In an exclusive interview Sunday morning on “This Week,” Iranian Foreign Minister Javad Zarif condemned the Holocaust as a “heinous crime” and a “genocide,” saying the appearance of the word “myth” about the Holocaust on the Iranian Supreme Leader’s English website was the result of a poor translation job.
Former Iranian president Mahmoud Ahmadinejad often denied the very existence of the Holocaust, and invited infamous Holocaust deniers to Tehran for an “International Conference to Review the Global Vision of the Holocaust.” Also, a February 2006 speech from by Iranian Supreme Leader Ayatollah Sayyid Ali Khamanei includes the phrase “the myth of the massacre of Jews”.
“The Holocaust is not a myth. Nobody’s talking about a myth,” Zarif told George Stephanopoulos on “This Week” Sunday when asked about the quote. “If it’s there … it’s a bad translation, and it’s translated out of context… This is the problem when you translate something from Persian to English, you may lose something, as the film goes, ‘Lost in Translation,’ you may lose some of the meaning.”
Zarif continued immediately with some good, old Israel bashing, calling it the aggressor in the Middle East.
“We condemn the killing of innocent people, whether it happened in Nazi Germany or whether it’s happening in Palestine,” Zarif said. “[The] Holocaust was a heinous crime, it was a genocide, it must never be allowed to be repeated, but that crime cannot be and should not be a justification to trample the rights of the Palestinian people for 60 years.”
Zarif, who is serving as Iran’s top nuclear negotiator, met Secretary of State John Kerry in New York on Thursday. Both sides said the meeting was constructive, and are planning more talks next month in Geneva.
Zarif said resolution of the nuclear issue “will be a first step, a necessary first step, towards removing the tensions and doubts and misgivings that the two sides have had about each other for the last 30-some years.”

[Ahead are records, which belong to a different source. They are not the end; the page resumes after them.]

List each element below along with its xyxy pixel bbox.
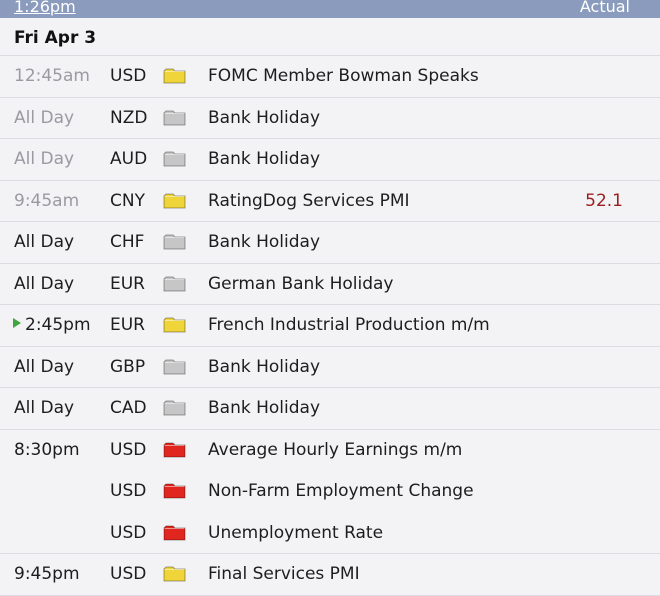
event-row[interactable]: All Day CAD Bank Holiday bbox=[0, 388, 660, 430]
event-currency: AUD bbox=[110, 149, 148, 169]
event-currency: GBP bbox=[110, 356, 146, 377]
impact-folder-icon[interactable] bbox=[163, 525, 186, 541]
current-time-link[interactable]: 1:26pm bbox=[14, 0, 76, 15]
event-row[interactable]: 2:45pm EUR French Industrial Production m/… bbox=[0, 305, 660, 347]
event-row[interactable]: USD Non-Farm Employment Change bbox=[0, 471, 660, 513]
next-event-play-icon bbox=[13, 318, 21, 328]
event-title[interactable]: FOMC Member Bowman Speaks bbox=[208, 66, 479, 86]
impact-folder-icon[interactable] bbox=[163, 483, 186, 499]
event-title[interactable]: Final Services PMI bbox=[208, 564, 360, 584]
event-time: All Day bbox=[14, 149, 75, 169]
calendar-header: 1:26pm Actual bbox=[0, 0, 660, 18]
event-currency: USD bbox=[110, 522, 147, 543]
event-time: All Day bbox=[14, 398, 75, 418]
event-title[interactable]: Bank Holiday bbox=[208, 149, 320, 169]
event-title[interactable]: Average Hourly Earnings m/m bbox=[208, 440, 462, 460]
event-time: 9:45am bbox=[14, 190, 80, 211]
event-title[interactable]: French Industrial Production m/m bbox=[208, 315, 490, 335]
event-title[interactable]: Bank Holiday bbox=[208, 108, 320, 128]
event-row[interactable]: All Day GBP Bank Holiday bbox=[0, 347, 660, 388]
event-time-text: 2:45pm bbox=[25, 315, 91, 335]
event-title[interactable]: RatingDog Services PMI bbox=[208, 191, 410, 211]
event-currency: USD bbox=[110, 564, 147, 584]
event-currency: CNY bbox=[110, 190, 145, 211]
impact-folder-icon[interactable] bbox=[163, 566, 186, 582]
event-currency: CAD bbox=[110, 398, 147, 418]
event-currency: USD bbox=[110, 66, 147, 86]
impact-folder-icon[interactable] bbox=[163, 400, 186, 416]
event-title[interactable]: Bank Holiday bbox=[208, 232, 320, 252]
event-title[interactable]: German Bank Holiday bbox=[208, 274, 393, 294]
event-currency: USD bbox=[110, 481, 147, 501]
event-title[interactable]: Unemployment Rate bbox=[208, 523, 383, 543]
impact-folder-icon[interactable] bbox=[163, 276, 186, 292]
event-currency: CHF bbox=[110, 232, 145, 252]
event-currency: EUR bbox=[110, 273, 145, 294]
event-actual-value: 52.1 bbox=[585, 190, 623, 211]
actual-column-header: Actual bbox=[579, 0, 630, 16]
event-row[interactable]: All Day CHF Bank Holiday bbox=[0, 222, 660, 264]
impact-folder-icon[interactable] bbox=[163, 151, 186, 167]
event-row[interactable]: 8:30pm USD Average Hourly Earnings m/m bbox=[0, 430, 660, 472]
impact-folder-icon[interactable] bbox=[163, 359, 186, 375]
impact-folder-icon[interactable] bbox=[163, 193, 186, 209]
event-time: All Day bbox=[14, 356, 75, 377]
event-currency: USD bbox=[110, 439, 147, 460]
event-row[interactable]: 9:45am CNY RatingDog Services PMI 52.1 bbox=[0, 181, 660, 222]
event-time: 2:45pm bbox=[13, 315, 91, 335]
event-currency: NZD bbox=[110, 107, 148, 128]
event-title[interactable]: Non-Farm Employment Change bbox=[208, 481, 474, 501]
event-row[interactable]: 12:45am USD FOMC Member Bowman Speaks bbox=[0, 56, 660, 98]
event-currency: EUR bbox=[110, 315, 145, 335]
event-row[interactable]: All Day NZD Bank Holiday bbox=[0, 98, 660, 139]
event-row[interactable]: All Day AUD Bank Holiday bbox=[0, 139, 660, 181]
date-label: Fri Apr 3 bbox=[14, 28, 97, 48]
event-time: 12:45am bbox=[14, 66, 90, 86]
calendar-panel: 1:26pm Actual Fri Apr 3 12:45am USD FOMC M… bbox=[0, 0, 660, 596]
impact-folder-icon[interactable] bbox=[163, 110, 186, 126]
event-time: All Day bbox=[14, 273, 75, 294]
event-row[interactable]: All Day EUR German Bank Holiday bbox=[0, 264, 660, 305]
event-title[interactable]: Bank Holiday bbox=[208, 398, 320, 418]
event-row[interactable]: 9:45pm USD Final Services PMI bbox=[0, 554, 660, 596]
event-time: 8:30pm bbox=[14, 439, 80, 460]
event-time: All Day bbox=[14, 107, 75, 128]
impact-folder-icon[interactable] bbox=[163, 234, 186, 250]
event-time: All Day bbox=[14, 232, 75, 252]
event-row[interactable]: USD Unemployment Rate bbox=[0, 513, 660, 554]
impact-folder-icon[interactable] bbox=[163, 68, 186, 84]
event-title[interactable]: Bank Holiday bbox=[208, 357, 320, 377]
impact-folder-icon[interactable] bbox=[163, 317, 186, 333]
event-time: 9:45pm bbox=[14, 564, 80, 584]
impact-folder-icon[interactable] bbox=[163, 442, 186, 458]
date-row: Fri Apr 3 bbox=[0, 18, 660, 56]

“There has been 34 years of the building up of this mutual distrust,” Zarif told Stephanopoulos. “We need to move in that direction of removing some of that mistrust, true mutual steps that each side needs to take in order to convince the other side that its intentions are positive and for a better future for all of us.”

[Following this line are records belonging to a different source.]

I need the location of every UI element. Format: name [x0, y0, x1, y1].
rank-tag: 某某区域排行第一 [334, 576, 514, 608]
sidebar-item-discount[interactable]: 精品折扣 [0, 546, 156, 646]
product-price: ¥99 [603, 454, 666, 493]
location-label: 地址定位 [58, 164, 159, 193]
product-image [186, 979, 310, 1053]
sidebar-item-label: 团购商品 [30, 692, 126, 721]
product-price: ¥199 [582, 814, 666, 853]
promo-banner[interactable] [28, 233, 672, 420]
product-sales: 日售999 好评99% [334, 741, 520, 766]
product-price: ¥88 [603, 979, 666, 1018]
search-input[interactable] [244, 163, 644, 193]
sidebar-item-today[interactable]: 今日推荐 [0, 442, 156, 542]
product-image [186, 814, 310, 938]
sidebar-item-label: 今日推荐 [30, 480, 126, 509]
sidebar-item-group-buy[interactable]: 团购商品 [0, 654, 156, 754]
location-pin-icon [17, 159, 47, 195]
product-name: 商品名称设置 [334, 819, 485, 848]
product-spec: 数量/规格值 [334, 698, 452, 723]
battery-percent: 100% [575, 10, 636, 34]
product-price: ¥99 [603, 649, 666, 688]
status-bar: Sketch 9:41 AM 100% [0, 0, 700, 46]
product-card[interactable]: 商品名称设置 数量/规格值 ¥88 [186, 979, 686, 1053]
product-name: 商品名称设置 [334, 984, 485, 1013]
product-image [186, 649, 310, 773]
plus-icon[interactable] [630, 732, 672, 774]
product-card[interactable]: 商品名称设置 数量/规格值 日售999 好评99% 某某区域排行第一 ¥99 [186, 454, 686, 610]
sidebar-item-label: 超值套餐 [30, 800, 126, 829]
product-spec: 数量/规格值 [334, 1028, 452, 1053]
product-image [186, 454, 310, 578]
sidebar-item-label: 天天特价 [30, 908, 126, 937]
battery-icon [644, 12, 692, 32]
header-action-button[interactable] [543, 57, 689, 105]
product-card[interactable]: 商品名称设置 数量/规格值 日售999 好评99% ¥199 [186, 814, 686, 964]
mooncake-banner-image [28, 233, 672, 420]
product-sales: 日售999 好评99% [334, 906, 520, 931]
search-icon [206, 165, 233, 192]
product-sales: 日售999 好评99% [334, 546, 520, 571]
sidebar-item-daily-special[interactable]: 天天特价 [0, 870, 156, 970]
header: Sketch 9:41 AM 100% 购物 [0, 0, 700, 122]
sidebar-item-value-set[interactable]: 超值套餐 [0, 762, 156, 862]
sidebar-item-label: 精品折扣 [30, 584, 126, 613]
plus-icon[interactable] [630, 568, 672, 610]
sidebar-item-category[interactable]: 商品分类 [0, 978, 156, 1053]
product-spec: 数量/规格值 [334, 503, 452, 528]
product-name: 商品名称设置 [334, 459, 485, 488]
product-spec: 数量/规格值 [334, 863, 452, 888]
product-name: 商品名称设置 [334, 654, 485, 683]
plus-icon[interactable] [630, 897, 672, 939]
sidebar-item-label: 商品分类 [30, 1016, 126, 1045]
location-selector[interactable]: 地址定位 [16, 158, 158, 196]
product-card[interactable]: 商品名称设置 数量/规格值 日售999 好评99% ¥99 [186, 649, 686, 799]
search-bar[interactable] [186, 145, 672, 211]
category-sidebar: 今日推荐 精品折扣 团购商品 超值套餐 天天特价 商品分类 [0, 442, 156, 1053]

Zarif told Stephanopoulos that Iran is “prepared to start negotiating” on its nuclear program, while maintaining that the country is not seeking nuclear weapons.
“We know that Iran is not seeking a nuclear weapon,” Zarif said. “Having an Iran that does not have nuclear weapons is not just your goal. It’s first and foremost our goal.”
Except that he also insisted that “our right to enrich is non-negotiable,” regarding Iran’s efforts to enrich uranium for nuclear power purposes. But Zarif said his country would not seek weapons-grade uranium that could be used to build a nuclear weapon.
“We do not need military grade uranium. That is a certainty and we will not move in that direction,” Zarif said.
Zarif called on the U.S. to “dismantle its illegal sanctions against Iran that are targeting ordinary Iranians.”
“There has been a lot of arm twisting… by certain elements within the U.S. government which have tried to put pressure on ordinary Iranian people,” Zarif said. “Sanctions are not a useful tool of implementing policy. And the United States needs to change that.”
In other words, the sanctions have been effective, and Iran is crying Uncle. It doesn’t mean they’ll stop working on a nuclear bomb, and Israeli Prime Minister Netanyahu must continue to make the world body aware of this very real danger. But President Obama, for his part, might still choose to take Yes for an answer.
Zarif hit back at Netanyahu’s criticism of Iran’s diplomatic efforts, which the PM dubbed “a smile attack.”
“A smile attack is much better than a lie attack,” Zarif said. “Mr. Netanyahu and his colleagues have been saying since 1991… that Iran is six months away from a nuclear weapon. And we are how many years, 22 years after that? And they are still saying we are six months away from nuclear weapons.”